Prior to the meeting at the Missoula Redevelopment Agency, Checota took a moment to visit with KGVO News about his involvement with the project.

“One of the components of the project is to move the conference center to a broader use events center,” began Checota, also the owner of the Wilma Theater, The Top Hat and the Kettlehouse Amphitheater. “With that, we bring a lot of expertise on how to run an events center, given that we run multiple venues currently.”

Checota said prior to moving to Missoula he had considerable experience as a real estate developer, primarily with multi-million dollar medical facilities that required specific skills in technology.

“The buildings we did in the healthcare world were ambulatory surgery centers and imaging centers and neuroscience centers, so very complex types of buildings, so a project of this size, even though I haven’t done in a little while, is something that I have had a lot of experience with,” he said. “So, I bring both the development skills along with the hospitality/entertainment side, as well.”
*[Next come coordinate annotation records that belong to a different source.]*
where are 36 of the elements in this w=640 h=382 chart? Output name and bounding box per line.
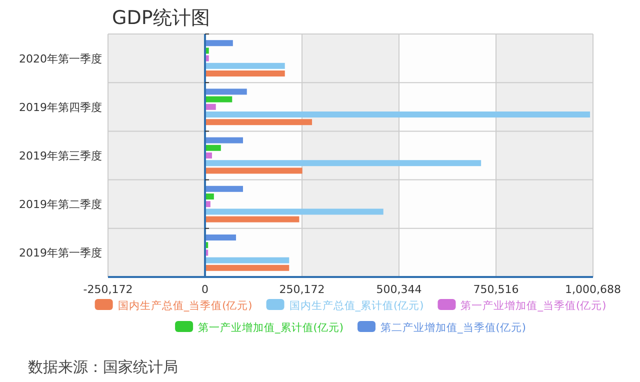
legend-label: 第一产业增加值_累计值(亿元) [198,321,344,334]
bar [205,88,247,95]
bar [205,257,290,264]
bar [205,216,300,222]
bar [205,144,221,151]
bar [205,208,384,215]
bar [205,112,590,118]
bar [205,137,243,144]
y-tick-label: 2019年第三季度 [19,150,102,162]
bar [205,186,243,192]
chart-title: GDP统计图 [112,7,210,29]
bar [205,234,236,240]
bar [205,96,232,102]
bar [205,168,302,174]
legend-label: 国内生产总值_当季值(亿元) [118,299,252,312]
x-tick-label: 0 [202,283,208,296]
bar [205,264,290,271]
x-tick-label: 1,000,688 [565,283,621,296]
x-tick-label: -250,172 [83,283,133,296]
bar [205,119,312,126]
bar [205,104,216,110]
y-tick-label: 2019年第四季度 [19,100,102,114]
bar [205,62,285,69]
y-tick-label: 2019年第二季度 [19,198,102,212]
y-tick-label: 2019年第一季度 [19,246,102,260]
legend-label: 国内生产总值_累计值(亿元) [289,299,424,312]
x-tick-label: 750,516 [473,283,519,296]
bar [205,160,482,166]
x-tick-label: 500,344 [376,283,422,296]
y-tick-label: 2020年第一季度 [19,52,102,66]
bar [205,40,233,46]
bar [205,70,285,76]
source-note: 数据来源：国家统计局 [28,358,178,376]
legend-label: 第一产业增加值_当季值(亿元) [460,299,606,312]
x-tick-label: 250,172 [279,283,325,296]
legend-label: 第二产业增加值_当季值(亿元) [380,321,526,334]
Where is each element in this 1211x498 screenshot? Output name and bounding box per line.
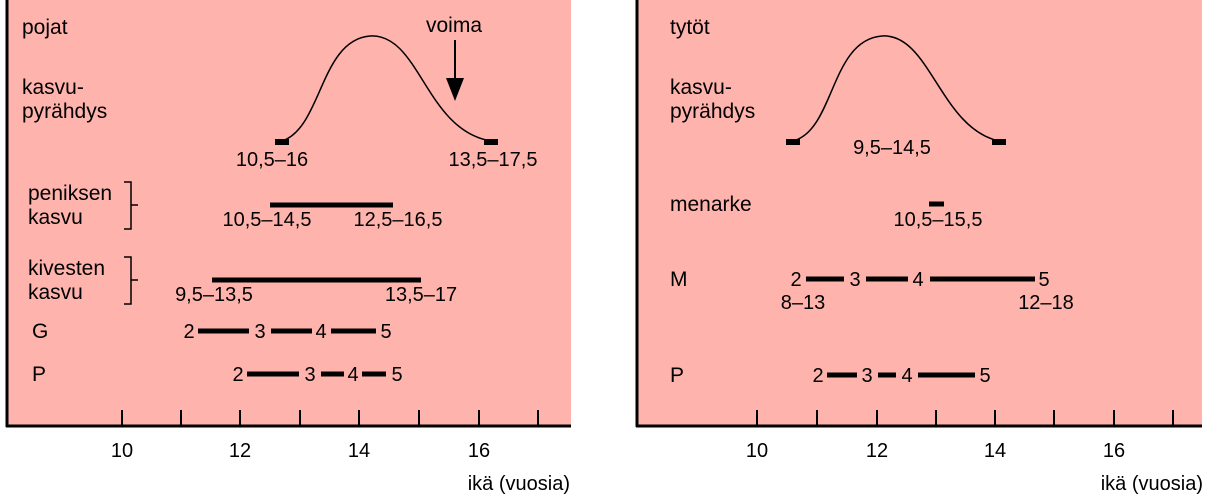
girls-p-stage-2: 2 [812, 365, 823, 387]
voima-label: voima [426, 14, 482, 37]
m-stage-5: 5 [1038, 269, 1049, 291]
boys-growth-start-mark [275, 139, 289, 145]
girls-tick-16: 16 [1103, 440, 1125, 462]
girls-p-stage-3: 3 [861, 365, 872, 387]
girls-tick-10: 10 [746, 440, 768, 462]
girls-tick-12: 12 [866, 440, 888, 462]
boys-title: pojat [22, 16, 68, 39]
boys-panel [6, 0, 571, 427]
voima-arrowhead [446, 78, 464, 101]
girls-panel [636, 0, 1202, 427]
girls-growth-label-1: kasvu- [670, 76, 732, 99]
penis-start-range: 10,5–14,5 [223, 209, 312, 231]
girls-chart: 10 12 14 16 ikä (vuosia) tytöt kasvu- py… [635, 0, 1203, 495]
girls-p-label: P [670, 364, 684, 387]
menarche-range: 10,5–15,5 [894, 209, 983, 231]
boys-growth-curve [281, 35, 492, 142]
boys-tick-marks [121, 410, 539, 426]
boys-tick-12: 12 [229, 440, 251, 462]
boys-p-stage-4: 4 [347, 364, 358, 386]
testes-bracket [124, 256, 138, 305]
girls-title: tytöt [670, 16, 710, 39]
boys-tick-14: 14 [348, 440, 370, 462]
boys-p-label: P [32, 363, 46, 386]
boys-chart: 10 12 14 16 ikä (vuosia) pojat voima kas… [5, 0, 571, 495]
penis-label-1: peniksen [28, 182, 112, 205]
girls-growth-end-mark [992, 139, 1006, 145]
boys-p-stage-3: 3 [304, 364, 315, 386]
boys-growth-end-mark [484, 139, 498, 145]
g-label: G [32, 320, 48, 343]
boys-growth-start-range: 10,5–16 [236, 149, 308, 171]
testes-label-2: kasvu [28, 281, 83, 304]
boys-growth-label-2: pyrähdys [22, 100, 107, 123]
m-stage-4: 4 [912, 269, 923, 291]
m-end-range: 12–18 [1018, 292, 1074, 314]
boys-axis-label: ikä (vuosia) [468, 473, 570, 495]
testes-start-range: 9,5–13,5 [175, 284, 253, 306]
girls-growth-curve [792, 35, 1000, 142]
boys-growth-label-1: kasvu- [22, 76, 84, 99]
boys-p-stage-2: 2 [232, 364, 243, 386]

Checota said his vision of the project will enhance and complement the Clark Fork River corridor.

“It will be a very important building along the river front, for starters,” he said. “You’re going to have a large promenade that will go along the river front and integrate with the river path. The building itself is going to look very much like a civic center. It’s going to be a 60,000 square foot event center, so we’re bringing that vibe to the project. It will have a very natural materials selection, and since we’re along the river, we’ll have a natural tie to the scenery in that location. On top of the event center, there’ll be a hotel which will be a bit of a tower, so it will be a 10 story facility. The first three quarters will be hotel rooms and then the upper floors will be condominium units”

Checota said a project of this size will be a considerable investment.

“We’ll have $15 to 20 million of equity into the project in total, and we as a developer will take a big portion of that, but we’re looking to partner with equity investors. I’ve talked to several, but I’ve also talked to several local investors which would be my first choice,” he said. “If we can bring a group of local investors together who have a stake in this community, that’s what we’d like to do, but if not, then we can raise money from traditional equity sources.”

MRA’s Chris Behan was enthusiastic over the possibilities that the completed project could bring to Missoula.

“This expands the possibility to not only have more music, but different kinds of music,” said Behan. “It also enables us to look at all kinds of cultural events and trade shows that we can’t do right now indoors. I think that this will raise the general economy if the entire city, particularly downtown.”

Behan said that Nick Checota’s involvement will bring visitors from all over the country to events in Missoula, because he already has through his other performance venues.

“He said that 45 percent of all the people who attend concerts at the Kettlehouse Amphitheater are not from Missoula, not from our trade area. A lot of people are actually flying here to see these concerts. It truly is outside money coming in, spending money and then leaving, only to return for other events.”

The Missoula City Council met on Wednesday afternoon to hear a special presentation from Checota and the MRA and to answer questions from city officials.